The sooner the better. With its extensive process and development experience our team can indicate possible critical points in the early stages of a project itself, thus contributing to error prevention. If, for example, the first injection molds have already been created and must be subsequently altered, this will lead to a significant loss of time and money. Even minor details can have a serious impact to some extent. For example, color changes to plastic parts may lead to altered characteristics during contraction, thus changing the fit.
What do you suggest as measures for early error detection?
As a first step it is very important to create a production specification that is as precise as possible. This forms an important foundation of the failure mode and effect analysis (FMEA). In addition, it is key that all risk analyses are carried out as a team with the customer, regardless of whether they relate to the design, product or processes. This is the only way that the technical and pharmaceutical aspects can be equally intensively considered.
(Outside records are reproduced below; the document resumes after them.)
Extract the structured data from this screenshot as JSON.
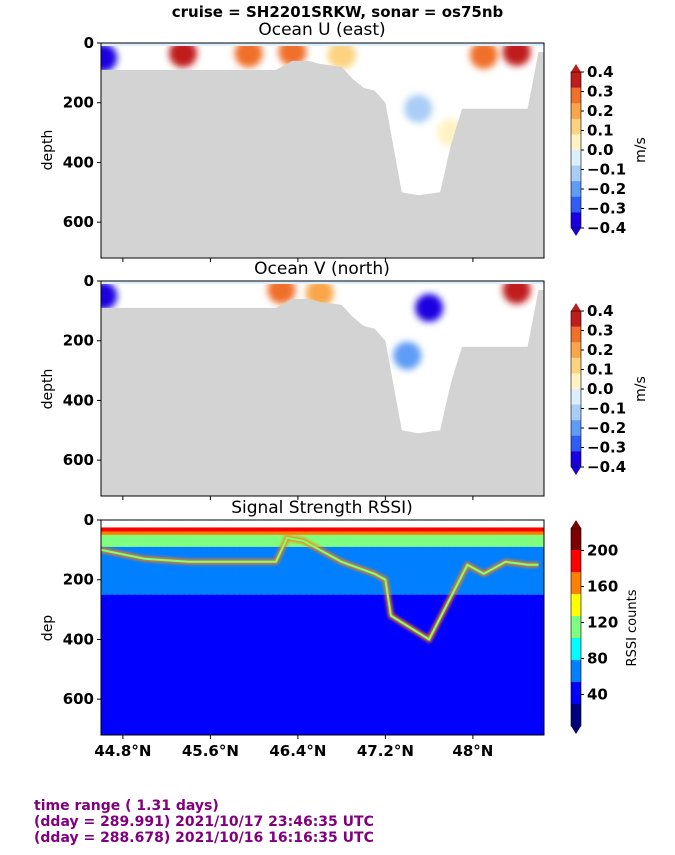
{
  "suptitle": "cruise = SH2201SRKW,  sonar = os75nb",
  "footer": {
    "line1": "time range ( 1.31 days)",
    "line2": "(dday = 289.991) 2021/10/17 23:46:35 UTC",
    "line3": "(dday = 288.678) 2021/10/16 16:16:35 UTC"
  },
  "colors": {
    "land": "#d3d3d3",
    "footer_text": "#800080",
    "div_scale": [
      "#1a00e0",
      "#2f5df5",
      "#5f9cf7",
      "#a9cdf7",
      "#dcefff",
      "#fff3c4",
      "#fcd37f",
      "#f9a64a",
      "#f0702c",
      "#c01c1c"
    ],
    "jet_scale": [
      "#00007f",
      "#0000ff",
      "#007fff",
      "#00ffff",
      "#7fff7f",
      "#ffff00",
      "#ff7f00",
      "#ff0000",
      "#7f0000"
    ]
  },
  "x_ticks": [
    "44.8°N",
    "45.6°N",
    "46.4°N",
    "47.2°N",
    "48°N"
  ],
  "chart_data": [
    {
      "type": "heatmap",
      "title": "Ocean U (east)",
      "xlabel": "",
      "ylabel": "depth",
      "xlim": [
        44.6,
        48.65
      ],
      "ylim": [
        720,
        0
      ],
      "y_ticks": [
        "0",
        "200",
        "400",
        "600"
      ],
      "colorbar": {
        "label": "m/s",
        "ticks": [
          "0.4",
          "0.3",
          "0.2",
          "0.1",
          "0.0",
          "−0.1",
          "−0.2",
          "−0.3",
          "−0.4"
        ],
        "range": [
          -0.4,
          0.4
        ]
      },
      "bathymetry_profile": [
        [
          44.6,
          90
        ],
        [
          44.8,
          90
        ],
        [
          45.0,
          90
        ],
        [
          45.4,
          90
        ],
        [
          45.8,
          90
        ],
        [
          46.2,
          90
        ],
        [
          46.35,
          60
        ],
        [
          46.5,
          60
        ],
        [
          46.6,
          70
        ],
        [
          46.8,
          80
        ],
        [
          46.9,
          120
        ],
        [
          47.0,
          150
        ],
        [
          47.1,
          160
        ],
        [
          47.2,
          200
        ],
        [
          47.25,
          300
        ],
        [
          47.35,
          500
        ],
        [
          47.5,
          510
        ],
        [
          47.7,
          500
        ],
        [
          47.8,
          340
        ],
        [
          47.9,
          220
        ],
        [
          48.2,
          220
        ],
        [
          48.4,
          220
        ],
        [
          48.5,
          220
        ],
        [
          48.6,
          30
        ],
        [
          48.65,
          30
        ]
      ],
      "features": [
        {
          "lat": 44.62,
          "depth": 50,
          "value": -0.4
        },
        {
          "lat": 45.35,
          "depth": 35,
          "value": 0.4
        },
        {
          "lat": 45.95,
          "depth": 35,
          "value": 0.3
        },
        {
          "lat": 46.35,
          "depth": 30,
          "value": 0.25
        },
        {
          "lat": 46.8,
          "depth": 40,
          "value": 0.15
        },
        {
          "lat": 47.5,
          "depth": 220,
          "value": -0.1
        },
        {
          "lat": 47.8,
          "depth": 300,
          "value": 0.05
        },
        {
          "lat": 48.1,
          "depth": 40,
          "value": 0.3
        },
        {
          "lat": 48.4,
          "depth": 30,
          "value": 0.4
        }
      ]
    },
    {
      "type": "heatmap",
      "title": "Ocean V (north)",
      "xlabel": "",
      "ylabel": "depth",
      "xlim": [
        44.6,
        48.65
      ],
      "ylim": [
        720,
        0
      ],
      "y_ticks": [
        "0",
        "200",
        "400",
        "600"
      ],
      "colorbar": {
        "label": "m/s",
        "ticks": [
          "0.4",
          "0.3",
          "0.2",
          "0.1",
          "0.0",
          "−0.1",
          "−0.2",
          "−0.3",
          "−0.4"
        ],
        "range": [
          -0.4,
          0.4
        ]
      },
      "bathymetry_profile": [
        [
          44.6,
          90
        ],
        [
          44.8,
          90
        ],
        [
          45.0,
          90
        ],
        [
          45.4,
          90
        ],
        [
          45.8,
          90
        ],
        [
          46.2,
          90
        ],
        [
          46.35,
          60
        ],
        [
          46.5,
          60
        ],
        [
          46.6,
          70
        ],
        [
          46.8,
          80
        ],
        [
          46.9,
          120
        ],
        [
          47.0,
          150
        ],
        [
          47.1,
          160
        ],
        [
          47.2,
          200
        ],
        [
          47.25,
          300
        ],
        [
          47.35,
          500
        ],
        [
          47.5,
          510
        ],
        [
          47.7,
          500
        ],
        [
          47.8,
          340
        ],
        [
          47.9,
          220
        ],
        [
          48.2,
          220
        ],
        [
          48.4,
          220
        ],
        [
          48.5,
          220
        ],
        [
          48.6,
          30
        ],
        [
          48.65,
          30
        ]
      ],
      "features": [
        {
          "lat": 44.62,
          "depth": 50,
          "value": -0.4
        },
        {
          "lat": 46.25,
          "depth": 30,
          "value": 0.3
        },
        {
          "lat": 46.6,
          "depth": 40,
          "value": 0.2
        },
        {
          "lat": 47.6,
          "depth": 90,
          "value": -0.4
        },
        {
          "lat": 47.4,
          "depth": 250,
          "value": -0.2
        },
        {
          "lat": 48.4,
          "depth": 30,
          "value": 0.4
        }
      ]
    },
    {
      "type": "heatmap",
      "title": "Signal Strength RSSI)",
      "xlabel": "",
      "ylabel": "dep",
      "xlim": [
        44.6,
        48.65
      ],
      "ylim": [
        720,
        0
      ],
      "y_ticks": [
        "0",
        "200",
        "400",
        "600"
      ],
      "colorbar": {
        "label": "RSSI counts",
        "ticks": [
          "200",
          "160",
          "120",
          "80",
          "40"
        ],
        "range": [
          5,
          225
        ]
      },
      "bottom_echo_profile": [
        [
          44.6,
          100
        ],
        [
          44.8,
          115
        ],
        [
          45.0,
          130
        ],
        [
          45.4,
          140
        ],
        [
          45.8,
          140
        ],
        [
          46.2,
          140
        ],
        [
          46.3,
          60
        ],
        [
          46.45,
          70
        ],
        [
          46.6,
          100
        ],
        [
          46.8,
          140
        ],
        [
          46.95,
          160
        ],
        [
          47.1,
          180
        ],
        [
          47.2,
          200
        ],
        [
          47.25,
          320
        ],
        [
          47.6,
          400
        ],
        [
          47.95,
          150
        ],
        [
          48.1,
          180
        ],
        [
          48.3,
          140
        ],
        [
          48.5,
          150
        ],
        [
          48.6,
          150
        ]
      ]
    }
  ]
}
What form of documentation do you offer?
We follow the basis of standards EN ISO 13485 and 21 CFR Part 820. We also follow the ICH Q9 guidelines in order to clearly and properly represent the risk management.
These guidelines describe a very good procedure for structuring the development documentation of devices, which is why we also offer a documentation package. We are, of course, also happy to use any customized form of documentation requested by the customer.
Does your team also offer services for already developed products?
Of course! We are pleased to offer a design review. The existing specifications of the product or device are used for the evaluation. The approach to risk assessment and documentation is similar to that of the early phases of development. It is also possible to carry out tolerance analyses on devices that have already been fully developed.